July 11, 2003 at 12:45 am
I have a sort order column which contains nulls and values. When sorting ASC, is it possible to float the rows with values to the top (in ASC order)? Currently nulls float to the top.
Thanks.
July 11, 2003 at 1:04 am
quote:
I have a sort order column which contains nulls and values. When sorting ASC, is it possible to float the rows with values to the top (in ASC order)? Currently nulls float to the top.
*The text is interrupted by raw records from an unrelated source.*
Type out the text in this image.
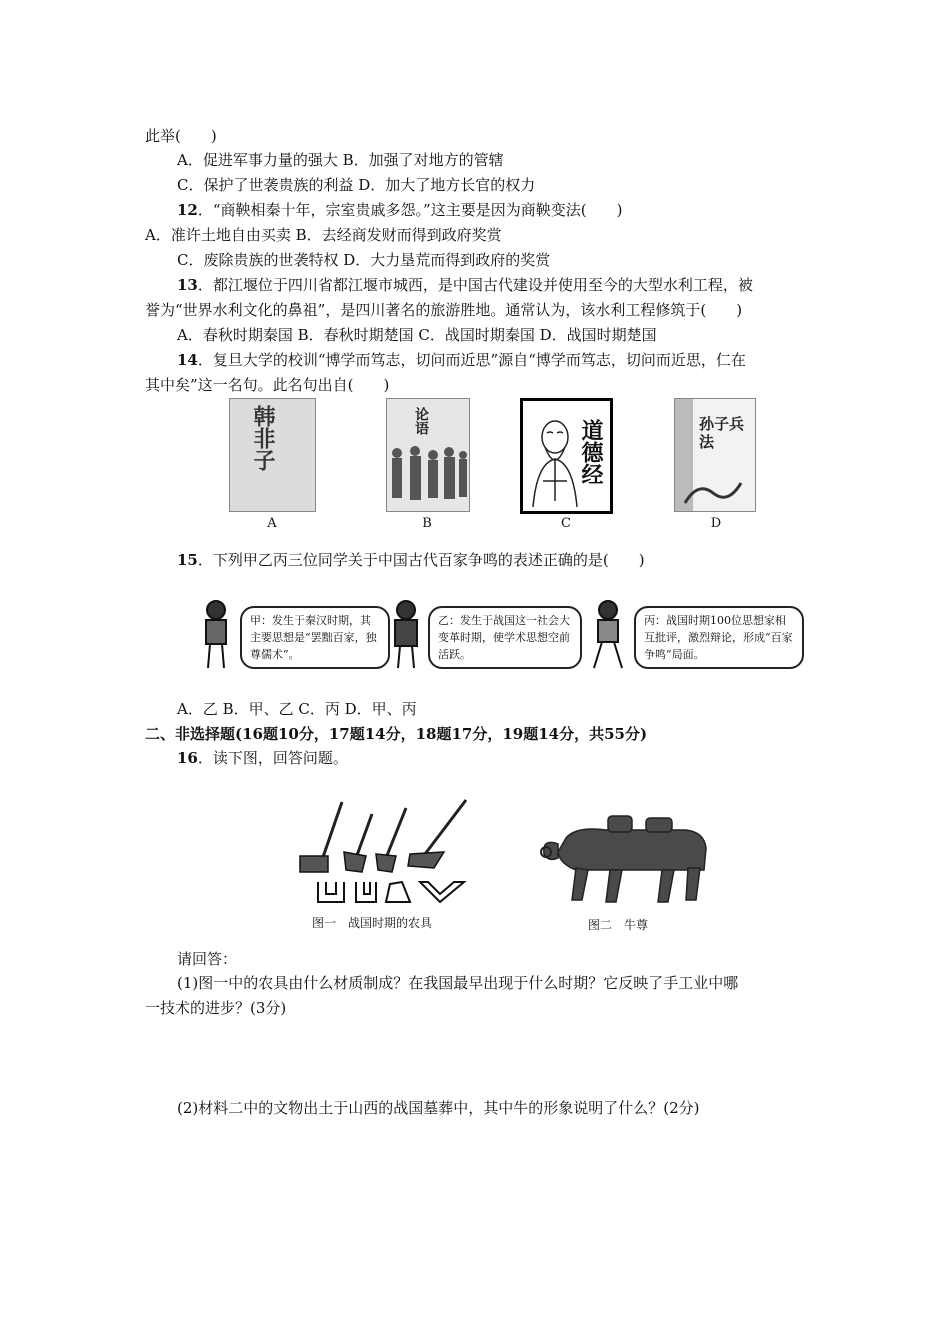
此举(　　)
A．促进军事力量的强大 B．加强了对地方的管辖
C．保护了世袭贵族的利益 D．加大了地方长官的权力
12．“商鞅相秦十年，宗室贵戚多怨。”这主要是因为商鞅变法(　　)
A．准许土地自由买卖 B．去经商发财而得到政府奖赏
C．废除贵族的世袭特权 D．大力垦荒而得到政府的奖赏
13．都江堰位于四川省都江堰市城西，是中国古代建设并使用至今的大型水利工程，被
誉为“世界水利文化的鼻祖”，是四川著名的旅游胜地。通常认为，该水利工程修筑于(　　)
A．春秋时期秦国 B．春秋时期楚国 C．战国时期秦国 D．战国时期楚国
14．复旦大学的校训“博学而笃志，切问而近思”源自“博学而笃志，切问而近思，仁在
其中矣”这一名句。此名句出自(　　)
韩非子
A
论语
B
道德经
C
孙子兵法
D
15．下列甲乙丙三位同学关于中国古代百家争鸣的表述正确的是(　　)
甲：发生于秦汉时期，其主要思想是“罢黜百家，独尊儒术”。
乙：发生于战国这一社会大变革时期，使学术思想空前活跃。
丙：战国时期100位思想家相互批评，激烈辩论，形成“百家争鸣”局面。
A．乙 B．甲、乙 C．丙 D．甲、丙
二、非选择题(16题10分，17题14分，18题17分，19题14分，共55分)
16．读下图，回答问题。
图一　战国时期的农具	图二　牛尊
请回答：
(1)图一中的农具由什么材质制成？在我国最早出现于什么时期？它反映了手工业中哪
一技术的进步？(3分)
(2)材料二中的文物出土于山西的战国墓葬中，其中牛的形象说明了什么？(2分)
I think only when you exclude the NULLS
Cheers,
Frank
--
Frank Kalis
Microsoft SQL Server MVP
Webmaster: http://www.insidesql.org/blogs
My blog: http://www.insidesql.org/blogs/frankkalis/[/url]
July 11, 2003 at 3:29 pm
That is what I thought. Darn! 🙂
--Lenard
July 11, 2003 at 4:46 pm
Think that a5xo3z1 and the nulls do float to the top. What about using a 'case when' statement and replace nulls with 'zzzz' to push them to the bottom. Pretty ugly but might help.
July 12, 2003 at 1:33 am
I just figured out how to go about it. Something like this seems to work:
SELECT ID, Name, SortOrder
FROM NameType
ORDER BY -SortOrder DESC
(Note the "-" in the order by clause.)
--Lenard
Edited by - lenardd on 07/12/2003 06:01:22 AM
July 14, 2003 at 2:17 am
I think it's the "DESC" that does it, not the "-". Didn't your original posting say you wanted the rows in ASC order? In that case, you definitely need the CASE-statement or something similar, like: ORDER BY ISNULL(Column1, HIGHVALUE), where HIGHVALUE can be "ZZZZZ" or "999999" etc.. , depending on the datatype.
Mvg, MvG.
Mvg, MvG.
July 14, 2003 at 2:47 am
generate your own sort key in the select statement by using one of the following statements:
select *, case when nullable_col_name is not null then 0 else 1 end sort_key
from your_table
order by sort_key, nullable_col_name
or:
select *, 0 sort_key
from your_table
where nullable_col_name is not null
union all
select *, 1 sort_key
from your_table
where nullable_col_name is null
order by sort_key, nullable_col_name
best regards,
chris.
July 14, 2003 at 4:13 am
I agree with MvG (no rhyme intended 😉
The CASE (or rather ISNULL) is the only way to solve your ORDER xx ASC with your NULLS in the end.
/Hans
July 14, 2003 at 7:11 am
If sorting on name for instance, I do the following
SELECT ID, Name
FROM NameType
ORDER BY (CASE WHEN Name IS NULL THEN 1 ELSE 0 END) ASC, Name ASC
Far away is close at hand in the images of elsewhere.
Anon.
July 14, 2003 at 9:06 am
How about:
SELECT <rows>, COALESCE(<nullcolumn>, 'ZZZZ') AS <nullcolumn>
FROM <table>
ORDER BY <nullcolumn> ASC
July 16, 2003 at 6:14 am
Thanks all for your suggestions. Just to re-iterate, my way DOES work and sorts them in ASC order.